Il est impossible d'aller dans un tel événement sans se demander si un anti-féministe aura choisi ce moment stratégique pour éliminer les féministes qui empoisonnent sa vie. Il est difficile de ne pas regarder autour de soi pour analyser les gens qui nous entourent en se demandant si une de ces personnes a des intentions malveillantes.

Peut-être devrais-je me sentir rassurée d'entendre aux nouvelles qu'un grand périmètre de sécurité a été mis en place, mais ça me rappelle surtout que le risque d'être la cible d'un meurtrier est bel et bien présent. Pourquoi? Parce que je suis une femme féministe qui aspire à un monde où les hommes et les femmes seraient égaux.

La tuerie ayant pour cible des femmes, survenue à l'école polytechnique, occupe une place énorme dans l'inconscient collectif québécois, car le 6 décembre 1989, quelque chose s'est brisé. Il est difficile de nommer quoi exactement, mais le malaise qui persiste autour de cet événement est palpable. Par exemple, les gens ne veulent pas aller voir le film (qui n'a d'ailleurs réussi à recevoir aucun financement public) et un collectif d'artistes ayant créé une exposition de commémoration n'a réussi à trouver aucune salle d'exposition acceptant de recevoir leur oeuvre: AUCUNE!
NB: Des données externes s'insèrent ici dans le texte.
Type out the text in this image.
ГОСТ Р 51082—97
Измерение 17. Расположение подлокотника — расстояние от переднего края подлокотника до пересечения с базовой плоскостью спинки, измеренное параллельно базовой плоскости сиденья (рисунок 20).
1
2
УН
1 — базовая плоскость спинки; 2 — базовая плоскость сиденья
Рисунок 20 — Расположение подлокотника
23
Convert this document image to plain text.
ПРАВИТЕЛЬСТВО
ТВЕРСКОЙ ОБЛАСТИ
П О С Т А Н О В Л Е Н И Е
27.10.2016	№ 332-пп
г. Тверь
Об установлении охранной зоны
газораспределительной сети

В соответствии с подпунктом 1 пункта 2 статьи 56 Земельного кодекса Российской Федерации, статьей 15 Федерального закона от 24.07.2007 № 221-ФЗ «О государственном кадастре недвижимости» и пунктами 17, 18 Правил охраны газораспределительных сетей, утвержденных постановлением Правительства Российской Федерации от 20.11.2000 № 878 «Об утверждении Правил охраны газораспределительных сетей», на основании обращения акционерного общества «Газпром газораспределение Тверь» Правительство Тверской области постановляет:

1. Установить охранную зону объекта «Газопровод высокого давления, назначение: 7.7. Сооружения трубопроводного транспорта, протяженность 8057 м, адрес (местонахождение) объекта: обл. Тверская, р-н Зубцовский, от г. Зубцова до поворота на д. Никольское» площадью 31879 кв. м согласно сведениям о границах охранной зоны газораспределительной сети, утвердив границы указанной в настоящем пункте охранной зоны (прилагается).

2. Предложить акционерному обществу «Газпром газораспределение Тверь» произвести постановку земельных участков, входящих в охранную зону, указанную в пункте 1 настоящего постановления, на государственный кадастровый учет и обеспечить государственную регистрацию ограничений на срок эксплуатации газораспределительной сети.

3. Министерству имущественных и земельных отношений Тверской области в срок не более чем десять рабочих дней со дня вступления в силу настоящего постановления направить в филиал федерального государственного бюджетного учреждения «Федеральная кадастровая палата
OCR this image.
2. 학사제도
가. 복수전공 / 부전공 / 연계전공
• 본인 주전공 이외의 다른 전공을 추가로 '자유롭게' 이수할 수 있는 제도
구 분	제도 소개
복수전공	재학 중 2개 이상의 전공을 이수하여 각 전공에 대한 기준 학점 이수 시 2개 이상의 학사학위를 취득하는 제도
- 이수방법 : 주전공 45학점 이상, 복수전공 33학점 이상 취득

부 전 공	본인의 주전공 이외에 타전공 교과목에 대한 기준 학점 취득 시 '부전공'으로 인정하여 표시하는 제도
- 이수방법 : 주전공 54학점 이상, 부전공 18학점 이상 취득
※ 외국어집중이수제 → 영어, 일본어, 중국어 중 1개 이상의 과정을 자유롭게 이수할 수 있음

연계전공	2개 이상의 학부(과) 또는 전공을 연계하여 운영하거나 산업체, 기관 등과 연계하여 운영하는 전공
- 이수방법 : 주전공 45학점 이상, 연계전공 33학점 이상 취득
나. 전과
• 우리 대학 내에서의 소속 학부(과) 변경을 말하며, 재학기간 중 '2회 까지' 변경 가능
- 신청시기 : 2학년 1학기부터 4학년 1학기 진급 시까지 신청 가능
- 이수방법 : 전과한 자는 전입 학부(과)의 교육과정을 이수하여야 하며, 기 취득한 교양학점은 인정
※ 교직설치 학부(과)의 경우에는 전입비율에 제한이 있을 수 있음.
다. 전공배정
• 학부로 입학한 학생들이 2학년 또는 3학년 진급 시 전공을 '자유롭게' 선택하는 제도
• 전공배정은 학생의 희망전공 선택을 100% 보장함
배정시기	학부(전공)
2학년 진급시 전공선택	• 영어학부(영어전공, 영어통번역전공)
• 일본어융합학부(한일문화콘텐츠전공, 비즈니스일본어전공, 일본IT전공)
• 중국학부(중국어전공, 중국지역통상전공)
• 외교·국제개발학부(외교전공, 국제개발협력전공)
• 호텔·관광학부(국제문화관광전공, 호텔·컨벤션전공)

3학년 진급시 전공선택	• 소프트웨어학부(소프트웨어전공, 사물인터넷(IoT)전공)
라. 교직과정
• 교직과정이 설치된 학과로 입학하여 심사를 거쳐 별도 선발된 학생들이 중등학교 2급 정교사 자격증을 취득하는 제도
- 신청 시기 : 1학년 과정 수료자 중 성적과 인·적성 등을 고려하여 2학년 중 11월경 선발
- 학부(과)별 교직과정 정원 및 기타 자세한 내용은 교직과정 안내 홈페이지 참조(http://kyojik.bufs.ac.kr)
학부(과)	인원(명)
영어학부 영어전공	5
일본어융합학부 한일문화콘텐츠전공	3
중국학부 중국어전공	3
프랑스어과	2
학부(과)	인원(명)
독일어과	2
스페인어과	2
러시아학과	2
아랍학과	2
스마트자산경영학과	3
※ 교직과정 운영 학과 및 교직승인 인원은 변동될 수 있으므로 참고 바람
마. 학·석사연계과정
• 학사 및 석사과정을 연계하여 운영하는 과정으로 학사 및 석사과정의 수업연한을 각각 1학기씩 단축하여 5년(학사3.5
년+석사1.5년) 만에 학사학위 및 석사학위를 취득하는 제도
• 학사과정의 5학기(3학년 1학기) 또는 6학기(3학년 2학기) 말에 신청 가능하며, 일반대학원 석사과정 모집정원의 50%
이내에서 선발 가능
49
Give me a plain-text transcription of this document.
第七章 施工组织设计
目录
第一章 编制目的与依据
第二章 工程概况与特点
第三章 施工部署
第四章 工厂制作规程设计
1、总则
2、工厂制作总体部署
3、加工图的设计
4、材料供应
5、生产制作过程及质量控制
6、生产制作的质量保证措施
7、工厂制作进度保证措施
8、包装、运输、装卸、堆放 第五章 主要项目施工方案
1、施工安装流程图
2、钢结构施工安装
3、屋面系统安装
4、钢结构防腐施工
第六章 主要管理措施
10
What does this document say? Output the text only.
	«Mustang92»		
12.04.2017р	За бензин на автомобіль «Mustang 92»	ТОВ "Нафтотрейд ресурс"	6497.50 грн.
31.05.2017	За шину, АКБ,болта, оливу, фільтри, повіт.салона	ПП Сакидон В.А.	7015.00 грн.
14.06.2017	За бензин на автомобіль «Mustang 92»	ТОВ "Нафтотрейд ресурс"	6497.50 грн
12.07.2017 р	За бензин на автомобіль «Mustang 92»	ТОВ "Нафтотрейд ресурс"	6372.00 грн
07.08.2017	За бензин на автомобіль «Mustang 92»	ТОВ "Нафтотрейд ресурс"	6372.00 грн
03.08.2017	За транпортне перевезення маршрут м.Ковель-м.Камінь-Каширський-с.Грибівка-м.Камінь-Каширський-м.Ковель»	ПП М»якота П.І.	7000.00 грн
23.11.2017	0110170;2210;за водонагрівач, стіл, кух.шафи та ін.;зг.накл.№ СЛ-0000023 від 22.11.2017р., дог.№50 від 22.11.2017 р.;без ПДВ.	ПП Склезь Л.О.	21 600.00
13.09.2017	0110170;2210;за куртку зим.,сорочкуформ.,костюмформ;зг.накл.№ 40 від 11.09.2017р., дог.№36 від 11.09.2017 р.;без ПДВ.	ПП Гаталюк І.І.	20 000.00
C'est très exactement ce malaise qui m'a poussée à passer par-dessus ma peur et d'assister à ce colloque: parce que je crois qu'il est important de comprendre ce que cet événement nous a légué comme héritage social qui n'est très certainement pas banal.

Gardez l'oeil ouvert, car dans les prochains jours, je vous ferai part de mes réflexions qui seront survenues au cours de ces trois jours de formation.